Goats have horns. That’s something I always took for granted. I grew up seeing goats on mountaintops throughout my childhood in Austria, and every one of them had horns. But when we picked up our first baby goats four years ago, they had smooth heads. Puzzled, I asked their seller at what age they would grow horns. They wouldn’t, I was told. Our kids had been “disbudded.”
In all breeds of goats, both males and females have horns for reasons connected to their survival. They come into play when goats butt for territory and breeding rights and they can help a goat defend itself from predators. But what’s less obvious is that horns are also crucial to a goat’s temperature regulation: excess body heat is carried to the horn’s dense network of blood vessels and released. Goats without horns pant to cool off, but that doesn’t do the job as well as their horns would have been. They don’t tolerate heat well.
The practice of removing horns from goats developed with domestication. Goats without horns are easier to handle in large numbers on dairy farms. An angry or threatened goat can injure farm workers or other animals. Goats without horns are also less likely to get tangled in hay feeders or fences.
The price of practicality, though, is high. Goats have been bred to be polled — born hornless. But in the last century, farmers came to understand that the practice led to genetic complications including hermaphroditism, which is not great if a goal of your farming is milk and cheese production.
Instead, disbudding has become common practice: the kids’ budding horns are burned with a hot iron soon after birth, destroying all the cells that promote further growth of horn tissue.

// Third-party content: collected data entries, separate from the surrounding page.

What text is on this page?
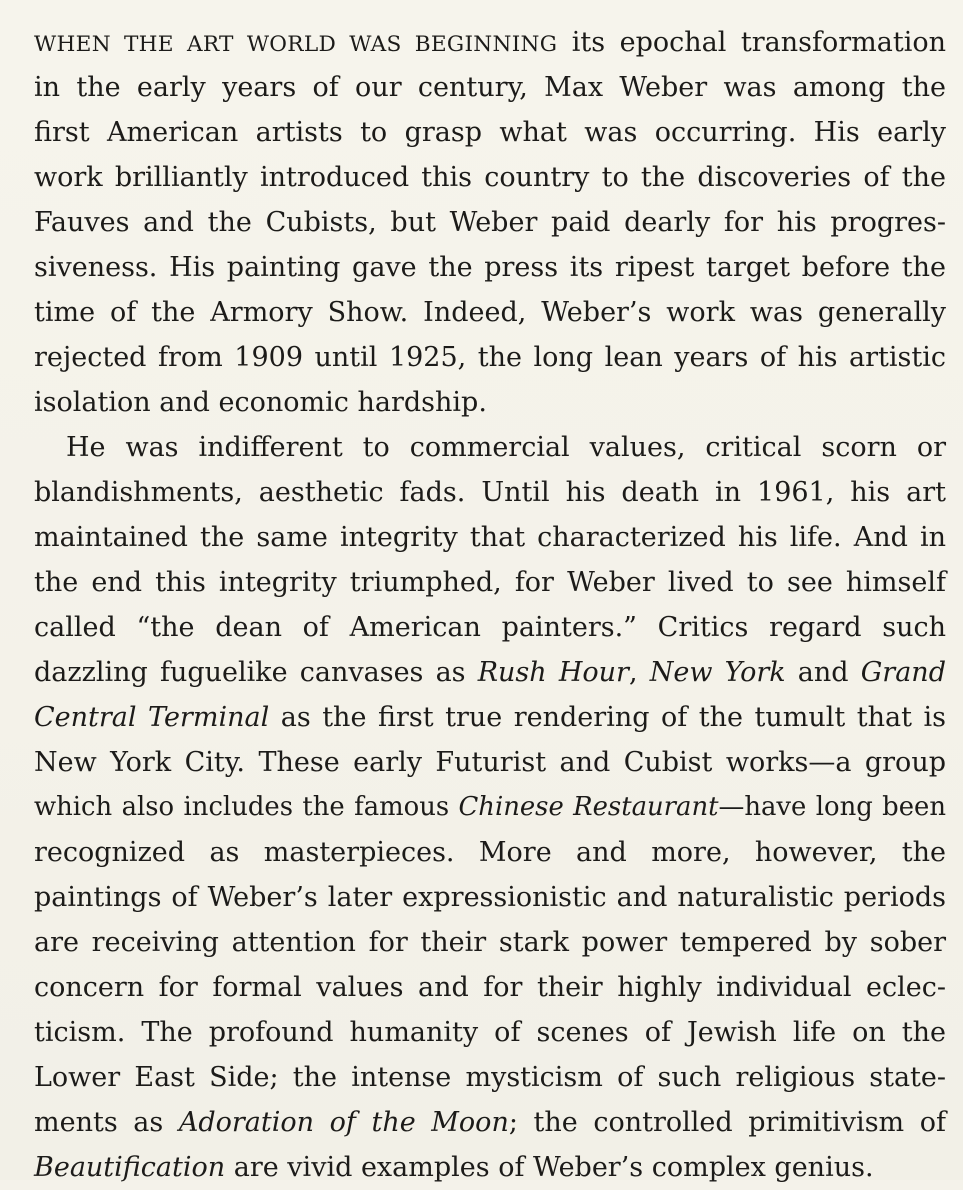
WHEN THE ART WORLD WAS BEGINNING its epochal transformation
in the early years of our century, Max Weber was among the
first American artists to grasp what was occurring. His early
work brilliantly introduced this country to the discoveries of the
Fauves and the Cubists, but Weber paid dearly for his progres-
siveness. His painting gave the press its ripest target before the
time of the Armory Show. Indeed, Weber’s work was generally
rejected from 1909 until 1925, the long lean years of his artistic
isolation and economic hardship.
He was indifferent to commercial values, critical scorn or
blandishments, aesthetic fads. Until his death in 1961, his art
maintained the same integrity that characterized his life. And in
the end this integrity triumphed, for Weber lived to see himself
called “the dean of American painters.” Critics regard such
dazzling fuguelike canvases as Rush Hour, New York and Grand
Central Terminal as the first true rendering of the tumult that is
New York City. These early Futurist and Cubist works—a group
which also includes the famous Chinese Restaurant—have long been
recognized as masterpieces. More and more, however, the
paintings of Weber’s later expressionistic and naturalistic periods
are receiving attention for their stark power tempered by sober
concern for formal values and for their highly individual eclec-
ticism. The profound humanity of scenes of Jewish life on the
Lower East Side; the intense mysticism of such religious state-
ments as Adoration of the Moon; the controlled primitivism of
Beautification are vivid examples of Weber’s complex genius.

A goat’s horn consists of a bony core covered in keratin, the same material our human hair and fingernails are made of. Horns, however, more closely resemble our teeth than our hair or fingernails, in that they are alive with blood vessels and nerves. So, the procedure can be painful, and, if it’s not done properly, the kid can suffer permanent scarring, brain damage, or even death. One of our goats, Lance Romance, came to us with a thick scar on the top of his head where his skull was burned in a botched disbudding procedure.
An alternative to disbudding, for older animals, is dehorning. Suffice it to say the procedure is riskier and more controversial than debudding, though both practices — which are not regulated in the U.S. — are increasingly being reconsidered.
For backyard farmers, the choice is perhaps not as complex as it is on large-scale farms. Those who choose to disbud new kids can see that the job is done by a good vet who will use anesthesia and post-procedure medications to help the newborn goat recover quickly.
Since we’re raising just a few goats for company as much as for milk, the pain and risk of debudding don’t seem worth it to us. Our approach is to treat our goats with kindness and love, but also awareness of their instincts, and willingness to show them a healthy amount of assertiveness.
Our new kids will soon sport the small, slightly curved horns characteristic of their Nigerian Dwarf breed. We look forward to seeing their handsome headdresses take shape.